I started subscribing to Fortune magazine not too long ago, and their latest cover story is pretty interesting (you can read the first page online, the full article requires a subscription… or you can stop by your local Borders or Barnes & Noble (or Chapters) to check it out).
Entitled "Gates vs. Google: Search and Destroy," (get it? "Search"? These journalists, I tell you what, they sure are clever) it summarizes how Google has become more of a software company than simply a search engine, how Microsoft employees (apparently over 100 so far) are jumping ship to work for Google (Joe Beda is a well known example), and how Google differs from other competitors Microsoft has crushed in the past.
The main difference, of course, is that simply owning the Operating System doesn’t give Microsoft a way to muscle Google off the scene. In the case of Netscape and WordPerfect (probably the most well-known examples of market leaders crushed by MS), all that Microsoft needed to do was come up with something "good enough," and make it slightly more available (pre-installed and integrated, in the case of IE).
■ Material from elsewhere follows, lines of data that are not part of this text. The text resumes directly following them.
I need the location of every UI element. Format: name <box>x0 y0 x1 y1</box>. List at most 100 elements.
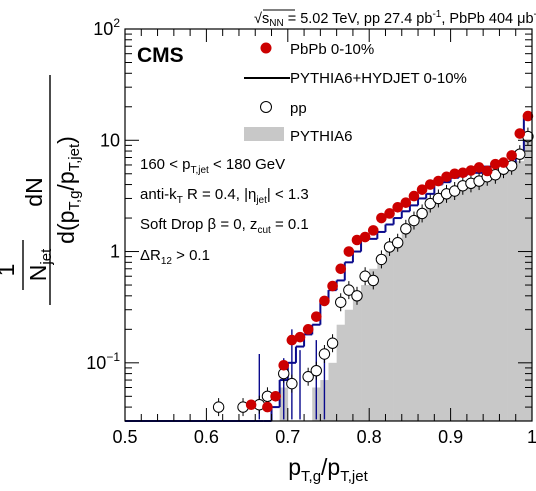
x-tick-label: 0.5 <box>112 427 137 447</box>
y-tick-label: 10 <box>100 130 120 150</box>
pythia6-bin <box>515 161 525 421</box>
pbpb-point <box>522 110 534 122</box>
pbpb-point <box>270 391 281 402</box>
pythia6-bin <box>369 268 378 421</box>
annotation-line: Soft Drop β = 0, zcut = 0.1 <box>140 216 309 236</box>
cms-label: CMS <box>137 44 184 67</box>
ylabel-one: 1 <box>0 264 19 277</box>
x-tick-label: 0.6 <box>194 427 219 447</box>
pythia6-bin <box>491 175 500 421</box>
pythia6-bin <box>377 256 386 421</box>
pythia6-bin <box>344 309 354 421</box>
pp-point <box>375 253 388 266</box>
annotation-line: 160 < pT,jet < 180 GeV <box>140 156 285 176</box>
pbpb-point <box>392 201 403 213</box>
pp-point <box>408 214 420 227</box>
pbpb-point <box>367 225 379 236</box>
y-tick-label: 10−1 <box>86 350 120 373</box>
pbpb-point <box>359 231 371 243</box>
pbpb-point <box>473 162 485 173</box>
pp-point <box>448 185 461 197</box>
annotations: 160 < pT,jet < 180 GeV anti-kT R = 0.4, |… <box>140 156 309 267</box>
x-tick-label: 0.8 <box>357 427 382 447</box>
x-tick-label: 1 <box>527 427 536 447</box>
pythia6-bin <box>499 171 508 421</box>
pythia6-bin <box>418 211 427 421</box>
y-axis-label: 1 Njet dN d(pT,g/pT,jet) <box>0 75 83 305</box>
pythia6-bin <box>475 182 484 421</box>
pbpb-point <box>498 157 509 168</box>
ylabel-denominator: d(pT,g/pT,jet) <box>53 136 83 244</box>
pp-point <box>416 207 428 220</box>
x-tick-label: 0.9 <box>438 427 463 447</box>
pbpb-point <box>441 171 452 183</box>
pbpb-point <box>245 399 257 411</box>
pbpb-point <box>408 190 420 202</box>
axes: 0.5 0.6 0.7 0.8 0.9 1 10−1 1 10 102 <box>86 16 536 447</box>
pythia6-bin <box>361 285 370 421</box>
header-s: s <box>262 11 269 27</box>
pbpb-point <box>400 197 412 208</box>
pp-point <box>400 223 412 235</box>
pp-point <box>326 337 339 349</box>
y-tick-label: 102 <box>93 16 120 39</box>
pythia6-bin <box>450 189 460 421</box>
pythia6-bin <box>466 184 476 421</box>
pythia6-bin <box>458 187 468 421</box>
legend-marker-pythia6 <box>244 127 284 141</box>
pbpb-point <box>424 179 436 190</box>
pp-point <box>302 371 314 383</box>
pythia6-bin <box>401 228 411 421</box>
pbpb-point <box>481 165 493 177</box>
pythia6-bin <box>523 135 533 422</box>
pbpb-point <box>416 184 428 195</box>
y-tick-label: 1 <box>110 242 120 262</box>
legend-marker-pp <box>260 101 272 113</box>
pythia6-bin <box>393 238 403 421</box>
legend-label-pp: pp <box>290 100 307 117</box>
pp-point <box>343 284 355 296</box>
plot-area <box>125 110 534 422</box>
pp-point <box>424 197 436 210</box>
annotation-line: ΔR12 > 0.1 <box>140 247 210 267</box>
x-tick-label: 0.7 <box>275 427 300 447</box>
plot-frame <box>124 28 533 422</box>
pbpb-point <box>351 234 363 246</box>
pbpb-point <box>514 128 526 139</box>
pbpb-point <box>294 331 306 343</box>
x-axis-label: pT,g/pT,jet <box>288 454 368 485</box>
pbpb-point <box>302 324 314 335</box>
pbpb-point <box>457 167 469 179</box>
pythia6-bin <box>483 178 492 421</box>
ylabel-dn: dN <box>21 177 47 206</box>
ylabel-njet: Njet <box>25 248 55 281</box>
pbpb-point <box>376 212 387 224</box>
legend-label-pbpb: PbPb 0-10% <box>290 41 374 58</box>
pbpb-point <box>449 168 460 180</box>
pbpb-point <box>278 359 290 371</box>
legend: PbPb 0-10% PYTHIA6+HYDJET 0-10% pp PYTHI… <box>244 41 467 145</box>
pbpb-point <box>319 295 330 307</box>
pp-point <box>318 348 331 360</box>
annotation-line: anti-kT R = 0.4, |ηjet| < 1.3 <box>140 186 309 206</box>
pythia6-bin <box>385 249 394 421</box>
pythia6-bin <box>328 362 337 421</box>
pp-point <box>335 296 347 308</box>
pp-point <box>212 401 225 413</box>
pythia6-bin <box>409 220 419 421</box>
pbpb-point <box>506 150 517 161</box>
pythia6-bin <box>336 324 346 421</box>
pythia6-bin <box>434 198 443 421</box>
pbpb-point <box>433 175 444 187</box>
pbpb-point <box>465 165 477 176</box>
pbpb-point <box>335 263 347 275</box>
pbpb-point <box>262 401 273 413</box>
legend-label-hydjet: PYTHIA6+HYDJET 0-10% <box>290 70 467 87</box>
pythia6-bin <box>352 295 362 421</box>
pp-point <box>310 364 322 377</box>
pbpb-point <box>310 311 322 322</box>
pythia6-bin <box>442 192 451 421</box>
pythia6-bin <box>507 166 517 421</box>
pbpb-point <box>286 334 298 346</box>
In the case of Google, the same action is not really available. Certainly MSN search is, and will definitely remain, the default search engine when you fire up IE for the first time, but users, even non-tech-savvy users, have become accustomed to choice on the web. If users want to use Google, they simply will, and this is so easy to change that any possible attempt to make it more difficult is only likely to frustrate and alienate users.
Gates is quoted as saying both, "[Google] is more like us than anyone else we’ve competed with," and also that, "When we’re through, people will look back at how they used to ‘Google’ things and laugh." Evidently Bill thinks that Google will fold just like every other competition has in the past.
I’d say that Bill’s attitude is certainly appropriate; after all it’s his company, and he has a right (even a duty) to be fanatically optimistic about its success. But while his attitude is appropriate given his position, that doesn’t necessarily mean it’s accurate. I have my doubts that Google will be as easily unseated as Microsoft hopes. The new MSN Search, while an improvement, was not really all that impressive.
Fortune’s article points out that it’s been years since a Microsoft product generated the sort of buzz that Google generates almost on a monthly basis. Now that is a very good point, one I don’t see changing any time soon.